Tomorrow Tour also forced a discussion in what we need to do better without making it a hack job, but just saying, “What resources are we still lacking? And what are the opportunities we have?” I love seeing companies like Comcast invest in the entire culture here, because it’s so necessary. It has the opportunity to change generationally what Detroit looks like in terms of access and opportunity.
Q: What’s the most common piece of advice you give to entrepreneurs?
Niles: The stairway to scale is one of the things I talk about most. When you look at the heavily capitalized spaces, lots of companies look to just buy their scale. Often, you need to have a concept of how you’re going to scale. But everything you plan is just not going to work. So we’re focusing on a micro level, asking, “What is the real tangible minimum you need in order to have this business not go out of business? And how do you get there?” Then we can sit here, saying, “We paid all of our bills.” Now, as an investor, I’m very interested because you are a sustainable business looking to grow. You’ve done that quickly, you’ve documented how do that, and you understand which of those ideas can be replicated. Now you have a real, in-the-wild demonstration of that product or service, which puts you in a much more advantageous place.
Q: It sounds like you focus on practicality, without trying too hard to be like other cities.
Niles: I think competitive advantages for lots of businesses are built out of one of two spaces. Either you have an incredible surplus — you have all of the developers and all the resources in the world, and so now you can make Snapchat. Or you have none of the developers and none of the resources, and now you’ve got to make ends meet. Both of those can be a competitive advantage. Because if you don’t have the burden of necessity for scale, you can get to your sustainability point much more quickly and efficiently. You’re also forced not to take superfluous detours. You are literally forced to focus by the necessity of your stomach growling. Being hungry can be an advantage.

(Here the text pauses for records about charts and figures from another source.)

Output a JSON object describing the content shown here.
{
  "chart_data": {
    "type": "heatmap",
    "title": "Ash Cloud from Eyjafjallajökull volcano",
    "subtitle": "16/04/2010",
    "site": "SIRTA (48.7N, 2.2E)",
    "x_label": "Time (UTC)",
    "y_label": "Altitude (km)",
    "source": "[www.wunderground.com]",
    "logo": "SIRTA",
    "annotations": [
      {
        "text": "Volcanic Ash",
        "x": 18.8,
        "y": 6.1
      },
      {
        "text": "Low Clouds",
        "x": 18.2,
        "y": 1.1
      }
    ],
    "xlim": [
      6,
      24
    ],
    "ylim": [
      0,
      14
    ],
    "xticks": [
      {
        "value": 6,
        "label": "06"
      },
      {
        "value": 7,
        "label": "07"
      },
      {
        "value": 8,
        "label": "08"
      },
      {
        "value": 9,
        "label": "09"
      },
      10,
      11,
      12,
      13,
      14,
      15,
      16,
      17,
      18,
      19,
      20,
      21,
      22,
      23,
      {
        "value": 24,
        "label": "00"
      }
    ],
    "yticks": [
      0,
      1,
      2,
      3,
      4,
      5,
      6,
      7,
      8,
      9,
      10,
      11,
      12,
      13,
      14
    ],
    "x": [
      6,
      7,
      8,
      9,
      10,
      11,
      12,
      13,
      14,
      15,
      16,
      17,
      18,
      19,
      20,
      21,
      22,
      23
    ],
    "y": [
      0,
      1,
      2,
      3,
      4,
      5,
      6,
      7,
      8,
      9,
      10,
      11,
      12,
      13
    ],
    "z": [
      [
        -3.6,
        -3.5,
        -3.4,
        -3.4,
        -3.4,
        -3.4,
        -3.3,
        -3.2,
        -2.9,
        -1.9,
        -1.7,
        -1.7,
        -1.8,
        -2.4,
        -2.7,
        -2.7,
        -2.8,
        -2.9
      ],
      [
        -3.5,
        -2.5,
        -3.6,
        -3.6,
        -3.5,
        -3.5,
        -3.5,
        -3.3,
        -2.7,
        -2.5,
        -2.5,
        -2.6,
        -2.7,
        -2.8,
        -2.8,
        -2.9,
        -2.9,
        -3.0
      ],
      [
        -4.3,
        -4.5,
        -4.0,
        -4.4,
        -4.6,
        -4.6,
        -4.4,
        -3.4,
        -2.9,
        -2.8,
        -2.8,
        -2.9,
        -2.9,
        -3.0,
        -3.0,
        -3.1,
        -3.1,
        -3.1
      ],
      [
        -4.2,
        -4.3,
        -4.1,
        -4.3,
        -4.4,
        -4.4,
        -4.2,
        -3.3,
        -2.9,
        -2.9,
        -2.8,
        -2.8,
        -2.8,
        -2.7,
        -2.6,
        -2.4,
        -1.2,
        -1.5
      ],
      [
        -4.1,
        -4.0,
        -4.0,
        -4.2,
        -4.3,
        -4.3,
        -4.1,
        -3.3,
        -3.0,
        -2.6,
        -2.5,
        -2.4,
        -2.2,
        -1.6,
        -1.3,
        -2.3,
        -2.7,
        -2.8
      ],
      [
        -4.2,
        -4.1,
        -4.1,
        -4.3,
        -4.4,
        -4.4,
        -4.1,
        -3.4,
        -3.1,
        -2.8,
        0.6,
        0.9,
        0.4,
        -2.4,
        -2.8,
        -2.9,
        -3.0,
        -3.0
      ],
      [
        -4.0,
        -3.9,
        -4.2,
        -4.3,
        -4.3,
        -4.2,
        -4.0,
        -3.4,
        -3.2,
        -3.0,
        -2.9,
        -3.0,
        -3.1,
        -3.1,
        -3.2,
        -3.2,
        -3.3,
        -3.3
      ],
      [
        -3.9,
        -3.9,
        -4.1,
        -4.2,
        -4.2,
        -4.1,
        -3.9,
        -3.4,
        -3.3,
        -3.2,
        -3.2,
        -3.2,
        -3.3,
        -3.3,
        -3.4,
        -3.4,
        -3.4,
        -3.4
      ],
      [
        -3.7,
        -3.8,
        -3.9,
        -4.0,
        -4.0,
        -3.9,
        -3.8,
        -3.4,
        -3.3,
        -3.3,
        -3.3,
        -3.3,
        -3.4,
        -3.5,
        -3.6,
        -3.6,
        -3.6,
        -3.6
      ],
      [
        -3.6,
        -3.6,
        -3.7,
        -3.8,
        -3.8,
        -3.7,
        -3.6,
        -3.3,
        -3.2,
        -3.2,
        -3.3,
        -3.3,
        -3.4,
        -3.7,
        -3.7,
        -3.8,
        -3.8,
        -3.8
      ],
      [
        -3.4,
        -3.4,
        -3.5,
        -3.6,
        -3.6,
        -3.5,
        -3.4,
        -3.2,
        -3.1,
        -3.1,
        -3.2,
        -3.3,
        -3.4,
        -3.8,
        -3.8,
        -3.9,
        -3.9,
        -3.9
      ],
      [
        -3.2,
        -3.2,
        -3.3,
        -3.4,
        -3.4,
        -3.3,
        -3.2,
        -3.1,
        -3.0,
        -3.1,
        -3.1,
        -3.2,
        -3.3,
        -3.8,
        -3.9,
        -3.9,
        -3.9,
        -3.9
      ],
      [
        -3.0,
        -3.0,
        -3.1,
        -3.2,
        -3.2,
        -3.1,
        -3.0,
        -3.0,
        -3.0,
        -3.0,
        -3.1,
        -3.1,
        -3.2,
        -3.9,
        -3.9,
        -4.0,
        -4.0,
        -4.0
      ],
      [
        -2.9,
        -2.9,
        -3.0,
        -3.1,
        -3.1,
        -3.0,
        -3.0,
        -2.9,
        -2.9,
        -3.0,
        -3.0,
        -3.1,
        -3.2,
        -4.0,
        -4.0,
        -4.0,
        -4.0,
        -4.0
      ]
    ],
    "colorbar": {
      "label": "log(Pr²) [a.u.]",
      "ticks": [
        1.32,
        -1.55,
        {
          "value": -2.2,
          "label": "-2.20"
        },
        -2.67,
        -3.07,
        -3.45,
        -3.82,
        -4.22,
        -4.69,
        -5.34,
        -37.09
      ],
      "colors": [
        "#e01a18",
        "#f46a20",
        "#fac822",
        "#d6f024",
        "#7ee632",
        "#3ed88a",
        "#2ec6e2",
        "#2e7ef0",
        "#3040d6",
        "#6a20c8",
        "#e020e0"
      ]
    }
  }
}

Q: You have a diverse set of interests, ranging from poetry to martial arts. Do you ever dream about creating your own startups for Detroit?
Niles: I think of new startup ideas every day. I put them in my pocket and figure out which of them have the impact I’m going for. I think entrepreneurship is about finding solutions to problems. I don’t think it’s about starting businesses. Entrepreneurship is about innovation — it’s about doing something either new or new in a space.
Because of that broad-brush approach, a lot of the stuff I want to do is about saying, “How do we give people access? What happens when you put four business owners on a block, and now kids are growing up seeing blue-collar, white-collar and no-collar jobs? How do they grow up with perspective on what they can do when they get there?” I think there’s a tremendous opportunity for us to embrace diverse perspectives into entrepreneurship from a young age. Not in a way that people are just building jobs for themselves, which I think is fine, but in a way that people are able to leverage their unique experiences.